The Capitals’ first coach, Jim Anderson (who left partway through the first season with stomach ulcers), suggested that Joly play more a defensive game instead of carrying the puck, a huge shot to the confidence of the young defenseman. Their new coach, Tom McVie, tried to move Joly around as well, even putting him at center and left wing, but nothing helped. The fans had turned on Joly, who they saw as a massive disappointment. It was hardly Joly’s fault; the team had little chemistry at all. Still, the team needed a scapegoat, and McVie convinced management to trade their once-star prospect for some veteran leadership on defense. Ironically, that’s probably exactly what Joly needed.
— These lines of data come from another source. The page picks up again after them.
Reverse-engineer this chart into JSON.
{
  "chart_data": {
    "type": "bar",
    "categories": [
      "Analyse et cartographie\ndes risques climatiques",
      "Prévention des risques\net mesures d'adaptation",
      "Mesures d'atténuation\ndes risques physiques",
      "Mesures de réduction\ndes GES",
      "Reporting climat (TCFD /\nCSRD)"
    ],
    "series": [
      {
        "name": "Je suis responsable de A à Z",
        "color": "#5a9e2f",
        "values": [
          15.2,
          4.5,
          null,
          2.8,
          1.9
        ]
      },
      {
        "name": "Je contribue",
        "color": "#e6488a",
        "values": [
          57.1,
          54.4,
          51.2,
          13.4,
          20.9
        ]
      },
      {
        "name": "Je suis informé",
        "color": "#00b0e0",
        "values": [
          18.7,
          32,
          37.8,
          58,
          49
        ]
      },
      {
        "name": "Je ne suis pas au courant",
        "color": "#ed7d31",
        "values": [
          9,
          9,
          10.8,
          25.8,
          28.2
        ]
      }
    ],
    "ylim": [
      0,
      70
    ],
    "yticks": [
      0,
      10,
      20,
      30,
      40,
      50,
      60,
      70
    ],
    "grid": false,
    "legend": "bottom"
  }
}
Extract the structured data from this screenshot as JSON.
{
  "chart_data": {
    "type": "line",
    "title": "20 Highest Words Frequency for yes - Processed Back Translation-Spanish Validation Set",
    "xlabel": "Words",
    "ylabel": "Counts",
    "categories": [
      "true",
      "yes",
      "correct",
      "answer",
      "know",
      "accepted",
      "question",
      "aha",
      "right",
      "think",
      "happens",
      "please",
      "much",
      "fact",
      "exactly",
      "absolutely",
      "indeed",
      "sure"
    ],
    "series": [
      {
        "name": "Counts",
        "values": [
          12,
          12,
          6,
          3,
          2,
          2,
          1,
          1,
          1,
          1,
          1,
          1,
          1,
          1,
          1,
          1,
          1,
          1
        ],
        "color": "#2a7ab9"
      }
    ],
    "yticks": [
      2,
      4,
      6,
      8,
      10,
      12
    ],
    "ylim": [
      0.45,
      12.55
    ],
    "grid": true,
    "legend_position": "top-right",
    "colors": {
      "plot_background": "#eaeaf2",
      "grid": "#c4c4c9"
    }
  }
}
Mike Feldman, original Capitals season-ticket holder, BleacherReport
“[Joly] was the one guy the fans were just merciless toward after a while. What people wanted was for somebody to hit somebody, and he wouldn’t hit anybody,”
Out of Washington
In 1976, the Capitals decided to give up on their first ever draft selection, sending him to the Detroit Red Wings for veteran leader Bryan Watson. With the Red Wings, Joly didn’t improve much, but he finally wasn’t the face of the franchise, and he could live in a little more obscurity. In 1978, his only season that wasn’t shortened by injury, he scored a career-high 27 points.
Nothing reminiscent of a first-overall selection, but a respectable total. He also made his playoff debut that season, playing in five games but went pointless. He also broke his wrist in that series, which required an intense surgery, causing him to miss most of the following season. He remained with the Red Wings organization for another eight seasons, bouncing between the minors and the NHL, until he retired, broken and battered in 1986.
Despite the intense pressure, the lack of confidence from his team, and mismanagement of his abilities, Joly hardly ever complained. Even years later, he doesn’t regret much in his career. Most of what happened wasn’t his fault. And yet, the Capitals should have known better than to rush a teenage defenseman into the NHL and expect him to play like a proven veteran. When he didn’t they should have sent him to the minors to regain confidence, rather than change his position or tell him to change his game. It was a complete mess of a selection, which is why Joly is the worst first overall draft pick…ever.